The dismissal order just recently entered the media spotlight, after The Bedwetter author Silverman and others levied the class-action suit against the AI giant (or a collection of distinct-but-connected OpenAI entities, that is) back in July of 2023.

(This new order further extends to a “nearly identical” complaint against OpenAI from authors Paul Tremblay and Mona Awad, the latter of whom “voluntarily” withdrew last year.)

In brief – we covered the courtroom confrontation in detail over the summer – OpenAI is alleged to have ingested Silverman’s copyrighted writing without permission to “train” ChatGPT. The comedian, who’s also litigating against Meta, is specifically seeking relief for alleged copyright infringement, DMCA violations, and violations of California’s unfair-competition law.

August saw OpenAI move to dismiss all but one of the claims; in opting against targeting the plaintiffs’ direct infringement argument, the defendant said it intended to resolve the allegation “as a matter of law at a later stage of the case.”

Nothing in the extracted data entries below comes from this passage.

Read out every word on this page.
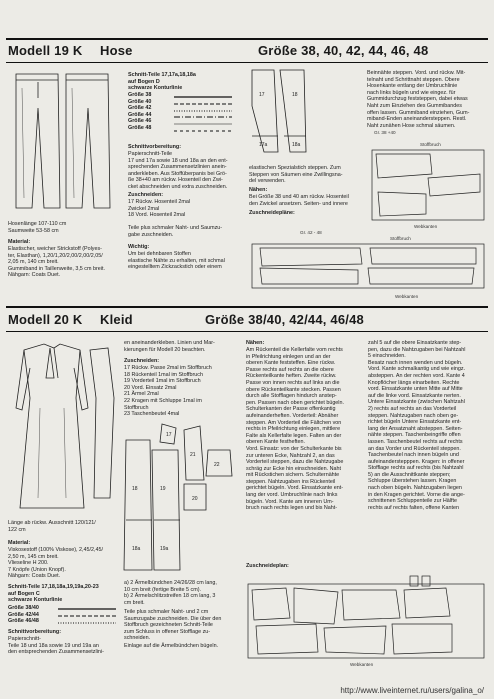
Modell 19 K Hose	Größe 38, 40, 42, 44, 46, 48
Hosenlänge 107-110 cm
Saumweite 53-58 cm
Material:
Elastischer, weicher Strickstoff (Polyes-
ter, Elasthan), 1,20/1,20/2,00/2,00/2,05/
2,05 m, 140 cm breit.
Gummiband in Taillenweite, 3,5 cm breit.
Nähgarn: Coats Duet.
Schnitt-Teile 17,17a,18,18a
auf Bogen D
schwarze Konturlinie
Größe 38
Größe 40
Größe 42
Größe 44
Größe 46
Größe 48
Schnittvorbereitung:
Papierschnitt-Teile
17 und 17a sowie 18 und 18a an den ent-
sprechenden Zusammensetzlinien anein-
anderkleben. Aus Stoffüberpanis bei Grö-
ße 38+40 am rückw. Hosenteil den Zwi-
cket abschneiden und extra zuschneiden.
Zuschneiden:
17 Rückw. Hosenteil 2mal
Zwickel 2mal
18 Vord. Hosenteil 2mal
Teile plus schmaler Naht- und Saumzu-
gabe zuschneiden.
Wichtig:
Um bei dehnbaren Stoffen
elastische Nähte zu erhalten, mit schmal
eingestelltem Zickzackstich oder einem
17	18
17a	18a
elastischen Spezialstich steppen. Zum
Steppen von Säumen eine Zwillingsna-
del verwenden.
Nähen:
Bei Größe 38 und 40 am rückw. Hosenteil
den Zwickel ansetzen. Seiten- und innere
Zuschneidepläne:
Beinnähte steppen. Vord. und rückw. Mit-
telnaht und Schrittnaht steppen. Obere
Hosenkante entlang der Umbruchlinie
nach links bügeln und wie eingez. für
Gummidurchzug feststeppen, dabei etwas
Naht zum Einziehen des Gummibandes
offen lassen. Gummiband einziehen, Gum-
miband-Enden aneinandersteppen. Restl.
Naht zunähen Hose schmal säumen.
Gr. 38 +40
Stoffbruch
Webkanten
Gr. 42 - 48
Stoffbruch
Webkanten
Modell 20 K Kleid	Größe 38/40, 42/44, 46/48
Länge ab rückw. Ausschnitt 120/121/
122 cm
Material:
Viskosestoff (100% Viskose), 2,45/2,45/
2,50 m, 145 cm breit.
Vlieseline H 200.
7 Knöpfe (Union Knopf).
Nähgarn: Coats Duet.
Schnitt-Teile 17,18,18a,19,19a,20-23
auf Bogen C
schwarze Konturlinie
Größe 38/40
Größe 42/44
Größe 46/48
Schnittvorbereitung:
Papierschnitt-
Teile 18 und 18a sowie 19 und 19a an
den entsprechenden Zusammensetzlini-
en aneinanderkleben. Linien und Mar-
kierungen für Modell 20 beachten.
Zuschneiden:
17 Rückw. Passe 2mal im Stoffbruch
18 Rückenteil 1mal im Stoffbruch
19 Vorderteil 1mal im Stoffbruch
20 Vord. Einsatz 2mal
21 Ärmel 2mal
22 Kragen mit Schluppe 1mal im
Stoffbruch
23 Taschenbeutel 4mal
18	19
18a	19a
21
22
20
17
a) 2 Ärmelbündchen 24/26/28 cm lang,
10 cm breit (fertige Breite 5 cm).
b) 2 Ärmelschlitzstreifen 18 cm lang, 3
cm breit.
Teile plus schmaler Naht- und 2 cm
Saumzugabe zuschneiden. Die über den
Stoffbruch gezeichneten Schnitt-Teile
zum Schluss in offener Stofflage zu-
schneiden.
Einlage auf die Ärmelbündchen bügeln.
Nähen:
Am Rückenteil die Kellerfalte vom rechts
in Pfeilrichtung einlegen und an der
oberen Kante feststeffen. Eine rückw.
Passe rechts auf rechts an die obere
Rückenteilkante heften. Zweite rückw.
Passe von innen rechts auf links an die
obere Rückenteilkante stecken. Passen
durch alle Stofflagen hindurch anstep-
pen. Passen nach oben gerichtet bügeln.
Schulterkanten der Passe offenkantig
aufeinanderheften. Vorderteil: Abnäher
steppen. Am Vorderteil die Fältchen von
rechts in Pfeilrichtung einlegen, mittlere
Falte als Kellerfalte legen. Falten an der
oberen Kante festheften.
Vord. Einsatz: von der Schulterkante bis
zur unteren Ecke, Nahtzahl 2, an das
Vorderteil steppen, dazu die Nahtzugabe
schräg zur Ecke hin einschneiden. Naht
mit Rückstichen sichern. Schulternähte
steppen. Nahtzugaben ins Rückenteil
gerichtet bügeln. Vord. Einsatzkante ent-
lang der vord. Umbruchlinie nach links
bügeln. Vord. Kante am inneren Um-
bruch nach rechts legen und bis Naht-
zahl 5 auf die obere Einsatzkante step-
pen, dazu die Nahtzugaben bei Nahtzahl
5 einschneiden.
Besatz nach innen wenden und bügeln.
Vord. Kante schmalkantig und wie eingz.
absteppen. An der rechten vord. Kante 4
Knopflöcher längs einarbeiten. Rechte
vord. Einsatzkante unten Mitte auf Mitte
auf die linke vord. Einsatzkante nerten.
Untere Einsatzkante (zwischen Nahtzahl
2) rechts auf rechts an das Vorderteil
steppen. Nahtzugaben nach oben ge-
richtet bügeln Untere Einsatzkante ent-
lang der Ansatznaht absteppen. Seiten-
nähte steppen. Taschenbeingriffe offen
lassen. Taschenbeutel rechts auf rechts
an das Vorder und Rückenteil steppen.
Taschenbeutel nach innen bügeln und
aufeinanderstepppen. Kragen: in offener
Stofflage rechts auf rechts (bis Nahtzahl
5) an die Ausschnittkante steppen;
Schluppe überstehen lassen. Kragen
nach oben bügeln. Nahtzugaben liegen
in den Kragen gerichtet. Vorne die ange-
schnittenen Schluppenteile zur Hälfte
rechts auf rechts falten, offene Kanten
Zuschneideplan:
Webkanten
http://www.liveinternet.ru/users/galina_o/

Now, as mentioned at the outset, the court has granted the majority of this dismissal motion – deciding, however, to enable the unfair-practice component of the competition-law claim to proceed.

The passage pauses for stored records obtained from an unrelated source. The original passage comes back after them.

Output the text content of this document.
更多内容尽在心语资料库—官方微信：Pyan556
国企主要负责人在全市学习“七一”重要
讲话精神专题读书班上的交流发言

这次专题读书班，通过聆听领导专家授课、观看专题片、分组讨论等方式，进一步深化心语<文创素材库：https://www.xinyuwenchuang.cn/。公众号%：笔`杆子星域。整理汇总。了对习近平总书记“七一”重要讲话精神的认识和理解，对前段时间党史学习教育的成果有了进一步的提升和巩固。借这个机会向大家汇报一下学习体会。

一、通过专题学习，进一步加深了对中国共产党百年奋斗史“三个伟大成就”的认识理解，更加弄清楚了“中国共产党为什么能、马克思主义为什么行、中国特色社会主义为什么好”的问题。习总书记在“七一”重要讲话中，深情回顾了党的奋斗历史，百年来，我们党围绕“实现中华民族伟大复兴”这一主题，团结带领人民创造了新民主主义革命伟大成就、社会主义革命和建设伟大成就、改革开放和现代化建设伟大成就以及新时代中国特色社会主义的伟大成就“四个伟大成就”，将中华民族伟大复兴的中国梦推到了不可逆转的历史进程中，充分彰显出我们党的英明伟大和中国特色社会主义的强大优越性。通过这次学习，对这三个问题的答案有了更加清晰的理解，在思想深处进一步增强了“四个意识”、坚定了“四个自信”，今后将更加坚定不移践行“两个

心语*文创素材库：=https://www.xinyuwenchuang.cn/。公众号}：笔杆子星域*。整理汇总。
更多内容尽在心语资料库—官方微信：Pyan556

“Assuming the truth of Plaintiffs’ allegations – that Defendants used Plaintiffs’ copyrighted works to train their language models for commercial profit – the Court concludes that Defendants’ conduct may constitute an unfair practice,” District Judge Araceli Martínez-Olguín wrote. “Therefore, this portion of the UCL claim may proceed.”

But the plaintiffs’ additional unfair-competition claims didn’t fare as well, with the judge tossing arguments pertaining to the unlawful prong (Silverman and others didn’t demonstrate that OpenAI had “reproduced and distributed copies of their books,” per the legal text) and the fraudulent prong, to name some.

On the fraudulent-prong front, the court signaled that the associated claims cannot proceed because they “rest on a violation of the DMCA” – claims that have themselves been dismissed. In the judge’s view, the filing parties provided “no facts supporting” the assertion that the AI company intentionally removes the copyright management information (CMI) of books during the ChatGPT training process.

And even if this copyright management information’s removal was proven, the plaintiffs “have not shown how omitting CMI in the copies used in the training set gave” OpenAI “reasonable grounds to know that ChatGPT’s output would induce, enable, facilitate, or conceal infringement,” according to the document.

Rounding out the DMCA side and shifting to the adjacent vicarious infringement claim, Judge Martínez-Olguín rejected the idea that every ChatGPT output constitutes an infringing derivative work owing to copyrighted materials’ alleged role in the training process – mirroring a determination in a separate suit against Meta, as the Hollywood Reporter noted.

Also in the vicarious infringement arena, the court pointed to the plaintiffs’ perceived failure to show that ChatGPT responses “contain direct copies of the copyrighted books” or otherwise resemble the protected media at hand.

Of course, Silverman’s case is just one of a number of similar actions against OpenAI, which, along with fellow AI mainstays including Anthropic and Alphabet, is facing an FTC investigation.